14 – O dogmatismo é típico da Idade Média, temos que superar esse estágio e questionar tudo para que a ciência avance.

15 – A transmissão ocorre apenas por espirros e tosse de uma pessoa com sintomas, não pelo ar, objetos, água, fala ou ar condicionado.

16 – Portanto, o uso permanente de luvas ou tiras de queixo não é recomendado, pois estão causando outras doenças respiratórias e da pele.

17 – O uso permanente de uma máscara produz doenças nas vias respiratórias superior e inferior, auto-contaminação, proliferação de microrganismos, pneumonia.

18 – O isolamento geral da população saudável não é necessário, pois na história da medicina sempre foi isolado com bons critérios seletivos apenas para os doentes.

19 – Muitas pessoas morrem por não terem os cuidados médicos corretos. Isso piora ainda mais a imagem, mantendo-os isolados por vários meses, situação imunossupressora.

20 – A OMS teve uma divulgação totalmente irresponsável de informações, divulgando estudos científicos não comprovados, eticamente proibidos.

21 – Os números divulgados confundem totalmente a população mundial. Não parece o mesmo dizer que 500 pessoas morreram do que dizer que 0,0001 de um país morreu.

22 – O dióxido de cloro tem uma tolerância muito boa, existem muitos depoimentos de médicos e pacientes que revelam uma grande melhoria na saúde, além de um amplo efeito anti-infeccioso para vírus, bactérias, fungos e parasitas. A Bolívia já autorizou oficialmente seu uso e, na Espanha, solicitamos que seja iniciado um estudo oficial para permitir seu uso.

23 – A hidroxicloroquina tem bons efeitos terapêuticos, mas não é um retroviral e possui muitos efeitos colaterais adversos, principalmente cardíacos.

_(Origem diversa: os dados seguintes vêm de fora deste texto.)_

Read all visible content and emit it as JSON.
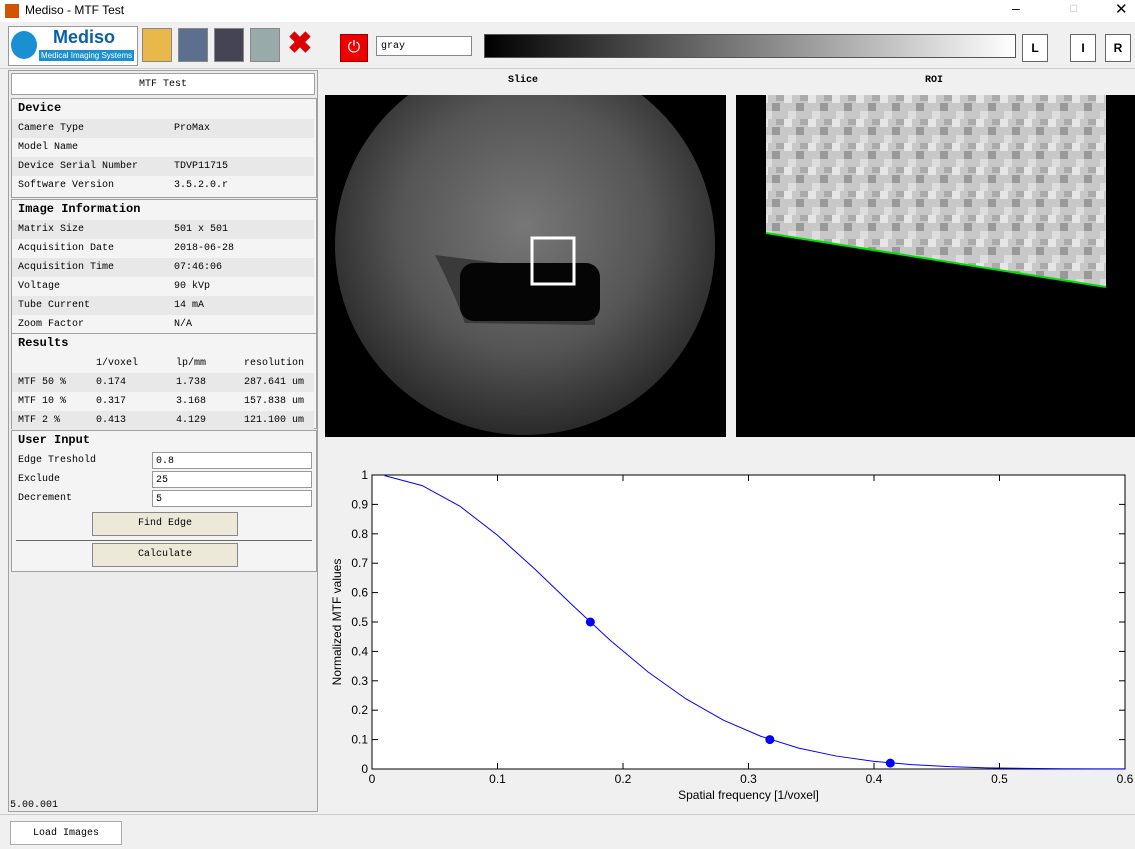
{
  "window": {
    "title": "Mediso - MTF Test"
  },
  "toolbar": {
    "logo": "Mediso",
    "logo_sub": "Medical Imaging Systems",
    "colormap": "gray",
    "buttons": [
      "L",
      "I",
      "R"
    ]
  },
  "panel": {
    "title": "MTF Test",
    "device": {
      "heading": "Device",
      "rows": [
        {
          "label": "Camere Type",
          "value": "ProMax"
        },
        {
          "label": "Model Name"
        },
        {
          "label": "Device Serial Number",
          "value": "TDVP11715"
        },
        {
          "label": "Software Version",
          "value": "3.5.2.0.r"
        }
      ]
    },
    "image_info": {
      "heading": "Image Information",
      "rows": [
        {
          "label": "Matrix Size",
          "value": "501 x 501"
        },
        {
          "label": "Acquisition Date",
          "value": "2018-06-28"
        },
        {
          "label": "Acquisition Time",
          "value": "07:46:06"
        },
        {
          "label": "Voltage",
          "value": "90 kVp"
        },
        {
          "label": "Tube Current",
          "value": "14 mA"
        },
        {
          "label": "Zoom Factor",
          "value": "N/A"
        }
      ]
    },
    "results": {
      "heading": "Results",
      "columns": [
        "1/voxel",
        "lp/mm",
        "resolution"
      ],
      "rows": [
        [
          "MTF 50 %",
          "0.174",
          "1.738",
          "287.641 um"
        ],
        [
          "MTF 10 %",
          "0.317",
          "3.168",
          "157.838 um"
        ],
        [
          "MTF 2 %",
          "0.413",
          "4.129",
          "121.100 um"
        ]
      ]
    },
    "user_input": {
      "heading": "User Input",
      "rows": [
        {
          "label": "Edge Treshold",
          "value": "0.8"
        },
        {
          "label": "Exclude",
          "value": "25"
        },
        {
          "label": "Decrement",
          "value": "5"
        }
      ],
      "buttons": [
        "Find Edge",
        "Calculate"
      ]
    }
  },
  "images": {
    "slice_title": "Slice",
    "roi_title": "ROI"
  },
  "version": "5.00.001",
  "tabs": [
    "Load Images"
  ],
  "chart_data": {
    "type": "line",
    "xlabel": "Spatial frequency [1/voxel]",
    "ylabel": "Normalized MTF values",
    "xlim": [
      0,
      0.6
    ],
    "ylim": [
      0,
      1
    ],
    "xticks": [
      0,
      0.1,
      0.2,
      0.3,
      0.4,
      0.5,
      0.6
    ],
    "yticks": [
      0,
      0.1,
      0.2,
      0.3,
      0.4,
      0.5,
      0.6,
      0.7,
      0.8,
      0.9,
      1
    ],
    "grid": false,
    "series": [
      {
        "color": "#0000ff",
        "x": [
          0.01,
          0.04,
          0.07,
          0.1,
          0.13,
          0.16,
          0.19,
          0.22,
          0.25,
          0.28,
          0.31,
          0.34,
          0.37,
          0.4,
          0.43,
          0.46,
          0.49,
          0.52,
          0.55,
          0.58,
          0.6
        ],
        "values": [
          0.998,
          0.964,
          0.894,
          0.795,
          0.679,
          0.556,
          0.437,
          0.33,
          0.239,
          0.166,
          0.111,
          0.071,
          0.044,
          0.026,
          0.015,
          0.008,
          0.004,
          0.002,
          0.001,
          0.0005,
          0.0003
        ]
      },
      {
        "color": "#0000ff",
        "marker": "circle",
        "x": [
          0.174,
          0.317,
          0.413
        ],
        "values": [
          0.5,
          0.1,
          0.02
        ]
      }
    ]
  }
}
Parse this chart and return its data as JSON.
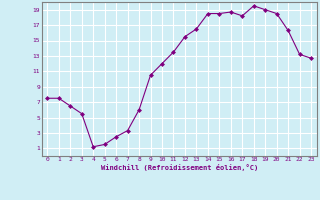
{
  "x": [
    0,
    1,
    2,
    3,
    4,
    5,
    6,
    7,
    8,
    9,
    10,
    11,
    12,
    13,
    14,
    15,
    16,
    17,
    18,
    19,
    20,
    21,
    22,
    23
  ],
  "y": [
    7.5,
    7.5,
    6.5,
    5.5,
    1.2,
    1.5,
    2.5,
    3.3,
    6.0,
    10.5,
    12.0,
    13.5,
    15.5,
    16.5,
    18.5,
    18.5,
    18.7,
    18.2,
    19.5,
    19.0,
    18.5,
    16.3,
    13.2,
    12.7
  ],
  "line_color": "#800080",
  "marker": "D",
  "marker_size": 2.0,
  "bg_color": "#d0eef5",
  "grid_color": "#ffffff",
  "xlabel": "Windchill (Refroidissement éolien,°C)",
  "xlabel_color": "#800080",
  "tick_color": "#800080",
  "axis_color": "#808080",
  "ylim": [
    0,
    20
  ],
  "xlim": [
    -0.5,
    23.5
  ],
  "yticks": [
    1,
    3,
    5,
    7,
    9,
    11,
    13,
    15,
    17,
    19
  ],
  "xticks": [
    0,
    1,
    2,
    3,
    4,
    5,
    6,
    7,
    8,
    9,
    10,
    11,
    12,
    13,
    14,
    15,
    16,
    17,
    18,
    19,
    20,
    21,
    22,
    23
  ]
}
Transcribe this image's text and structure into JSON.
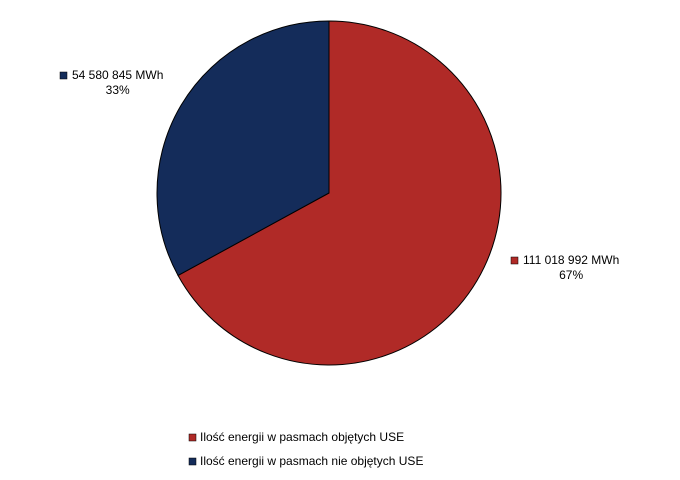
{
  "chart_data": {
    "type": "pie",
    "categories": [
      "Ilość energii w pasmach objętych USE",
      "Ilość energii w pasmach nie objętych USE"
    ],
    "values": [
      111018992,
      54580845
    ],
    "value_labels": [
      "111 018 992 MWh",
      "54 580 845 MWh"
    ],
    "percentages": [
      67,
      33
    ],
    "percentage_labels": [
      "67%",
      "33%"
    ],
    "colors": [
      "#b02a27",
      "#142c5a"
    ],
    "legend": "bottom"
  }
}
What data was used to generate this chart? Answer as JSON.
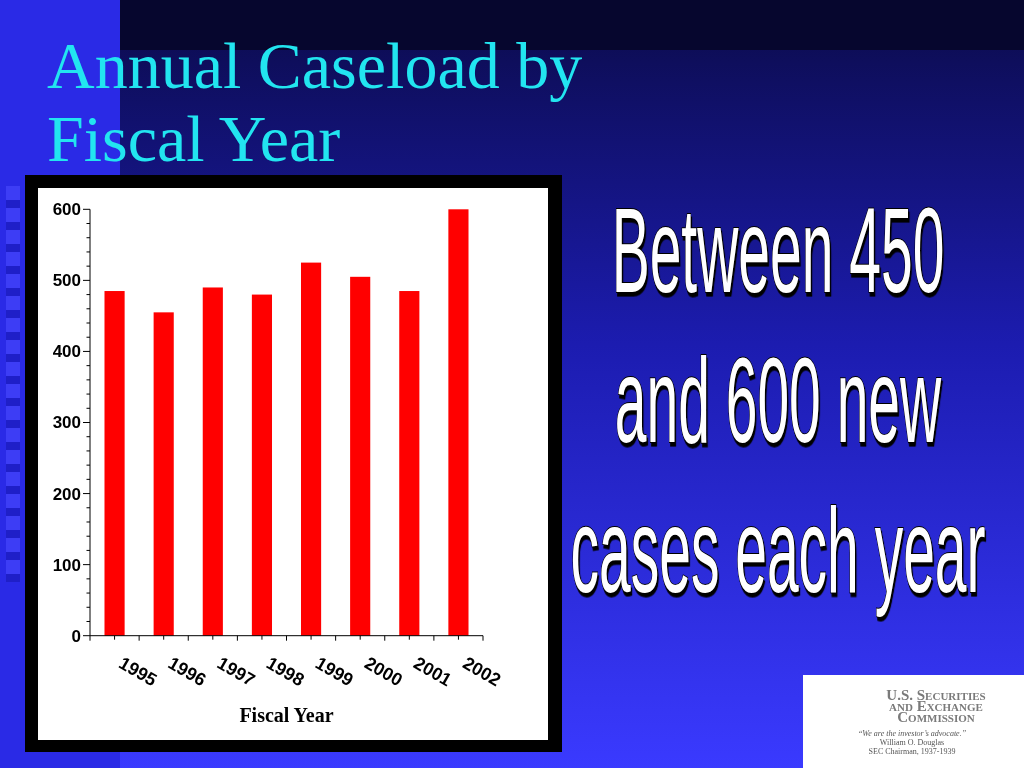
{
  "chart_data": {
    "type": "bar",
    "title": "Annual Caseload by Fiscal Year",
    "xlabel": "Fiscal Year",
    "categories": [
      "1995",
      "1996",
      "1997",
      "1998",
      "1999",
      "2000",
      "2001",
      "2002"
    ],
    "values": [
      485,
      455,
      490,
      480,
      525,
      505,
      485,
      600
    ],
    "color": "#ff0000",
    "ylim": [
      0,
      600
    ],
    "yticks": [
      0,
      {
        "value": 20,
        "label": null
      },
      {
        "value": 40,
        "label": null
      },
      {
        "value": 60,
        "label": null
      },
      {
        "value": 80,
        "label": null
      },
      100,
      {
        "value": 120,
        "label": null
      },
      {
        "value": 140,
        "label": null
      },
      {
        "value": 160,
        "label": null
      },
      {
        "value": 180,
        "label": null
      },
      200,
      {
        "value": 220,
        "label": null
      },
      {
        "value": 240,
        "label": null
      },
      {
        "value": 260,
        "label": null
      },
      {
        "value": 280,
        "label": null
      },
      300,
      {
        "value": 320,
        "label": null
      },
      {
        "value": 340,
        "label": null
      },
      {
        "value": 360,
        "label": null
      },
      {
        "value": 380,
        "label": null
      },
      400,
      {
        "value": 420,
        "label": null
      },
      {
        "value": 440,
        "label": null
      },
      {
        "value": 460,
        "label": null
      },
      {
        "value": 480,
        "label": null
      },
      500,
      {
        "value": 520,
        "label": null
      },
      {
        "value": 540,
        "label": null
      },
      {
        "value": 560,
        "label": null
      },
      {
        "value": 580,
        "label": null
      },
      600
    ],
    "annotations": [
      "Between 450 and 600 new cases each year",
      "U.S. Securities and Exchange Commission",
      "“We are the investor’s advocate.”",
      "William O. Douglas",
      "SEC Chairman, 1937-1939"
    ]
  }
}
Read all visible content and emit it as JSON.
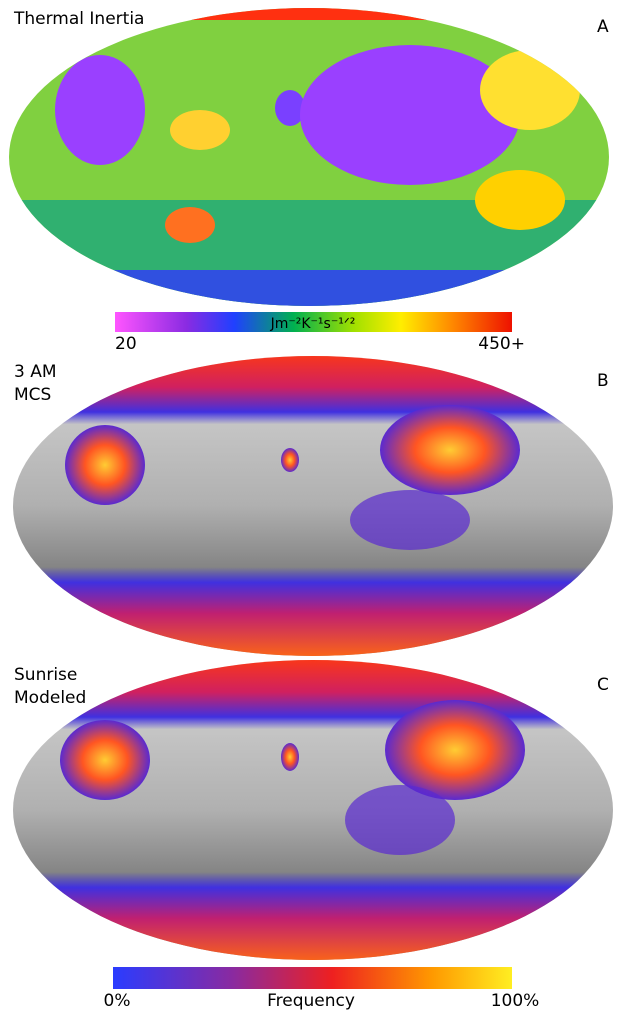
{
  "panels": [
    {
      "lines": [
        "Thermal Inertia"
      ],
      "letter": "A"
    },
    {
      "lines": [
        "3 AM",
        "MCS"
      ],
      "letter": "B"
    },
    {
      "lines": [
        "Sunrise",
        "Modeled"
      ],
      "letter": "C"
    }
  ],
  "colorbars": [
    {
      "min_label": "20",
      "max_label": "450+",
      "center_label": "Jm⁻²K⁻¹s⁻¹ᐟ²"
    },
    {
      "min_label": "0%",
      "max_label": "100%",
      "center_label": "Frequency"
    }
  ]
}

24 – Devido ao manejo incorreto da situação na gestão da saúde, muitas situações graves de saúde foram causadas desnecessariamente, em muitos casos levando à morte, devido à falta de atenção médica na população, que poderia ter sido fornecida sem problemas.

25 – Os testes de PCR não detectam vírus infecciosos, mas detectam parte do material genético, mas podem ser de vírus de anos anteriores ou restos virais de vacinas contra influenza.

26 – 95% dos contaminados não apresentam a doença, embora a PCR tenha testado positivo, eles são pessoas assintomáticas.

27 – Pessoas assintomáticas não estão doentes nem são contagiosas.

28 – A situação é agravada pelo fato de os trabalhadores da saúde não receberem os elementos básicos de proteção.

29 – É importante esclarecer que a maioria dos médicos que morreram tinha outras doenças anteriores, principalmente cardiovasculares,

0 – O mesmo aconteceu com o resto das vítimas fatais, 93% tinham mais de 80 anos e apenas 5% foram tratados.

31 – Não é um vírus letal em si, como o Ebola ou o patógeno do antraz. Porém, pode agravar uma situação anterior de doença, se houver falta de atenção médica correta, podendo levar à morte a morte.

32 – As vacinas precisam de anos de pesquisa em várias fases. Não é necessário sair de forma imediata e irresponsável com uma vacina de emergência para um vírus não letal.

33 – Ao contrário do que está sendo feito, precisamos fortalecer nosso próprio sistema imunológico com os rios e praias abertos, ao ar livre, com alegria e sem o medo causado pelas medidas sanitárias erradas.

34 – Finalmente, os médicos pedem à imprensa e às autoridades governamentais responsabilidade e consciência.